Fase ini sering juga disebut
tahapan mendidik anak diibaratkan tawanan. Tawanan biasanya dikenakan berbagai
macam peraturan yang berisi kewajiban dan larangan. Namun, anak juga
mendapatkan haknya secara seimbang.
Rasulullah Saw. menganjurkan
seorang anak untuk melaksanakan sholat wajib mulai usia 7 tahun. Beliau
memperbolehkan orang tua memukul anak yang tidak mau sholat ketika anak tersebut
telah berusia 10 tahun. Akan tetapi, pukulannya tidak menyakiti, hanya memberi
efek jera saja.
Hukuman dan hadiah yang proporsional, bagus diterapkan di usia
ini, agar anak memahami arti tanggung jawab dan konsekuensi. Proporsional di sini
maksudnya, ketika memberikan hadiah atau hukuman, sesuaikanlah dengan karakter
dan kebiasaan anak. Di usia 7 – 14 tahun ini, anak juga kudu diajari
aturan-aturan syariat. Sebab anak dalam persiapan menuju baligh.
Perlu digarisbawahi, pada fase usia 7 tahun
ini, ternyata yang paling berperan adalah sosok ayah dalam proses pembentukan
kedisiplinan. Ayah tegas menetapkan apa yang boleh apa yang tidak. Peran ayah
yang tegas akan membuat anak segan dan patuh. Namun, ketegasan tersebut bukan
berarti ngegas, atau sambil marah-marah melibatkan emosi. Tegas bisa
dilakukan dengan bijak dan lemah lembut, tapi tetap menunjukkan kesalahan dan
memberikan hukuman sebagai konsekuensi dari pelanggaran aturan.

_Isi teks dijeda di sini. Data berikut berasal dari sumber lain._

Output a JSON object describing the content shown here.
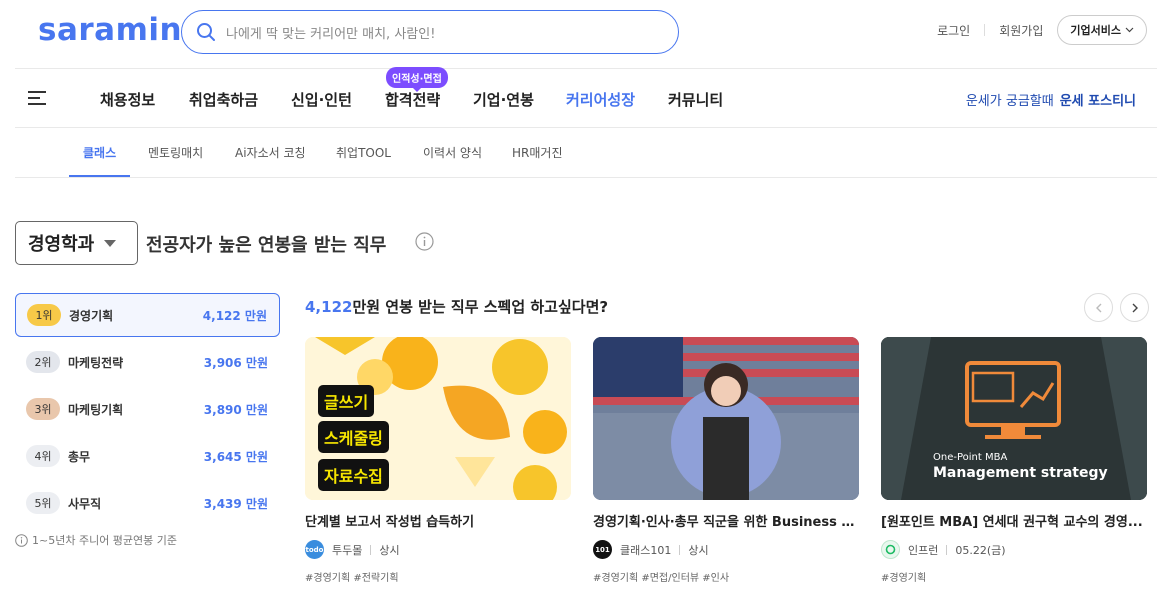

Misalnya, bangun Subuh kesiangan
terus, maka ayah bisa memberi hukuman yang bikin jera tanpa menyakiti fisik
atau mental anak. Hukumannya bisa tidak diizinkan bermain hari itu, atau
disuruh mencabuti rumput, dan lain sebagainya.
Fase ketiga: kelompok anak usia 7 tahun ketiga (usia 14-21 tahun), fase memperlakukan anak sebagai sahabat
Pada usia remaja, anak-anak umumnya
menginjak akil baligh, menuju fase kedewasaan yang memerlukan panduan lebih
lanjut. Orangtua sebaiknya memposisikan diri di hadapan anak layaknya sahabat,
seperti yang diajarkan Khalifah Ali bin Abi Thalib.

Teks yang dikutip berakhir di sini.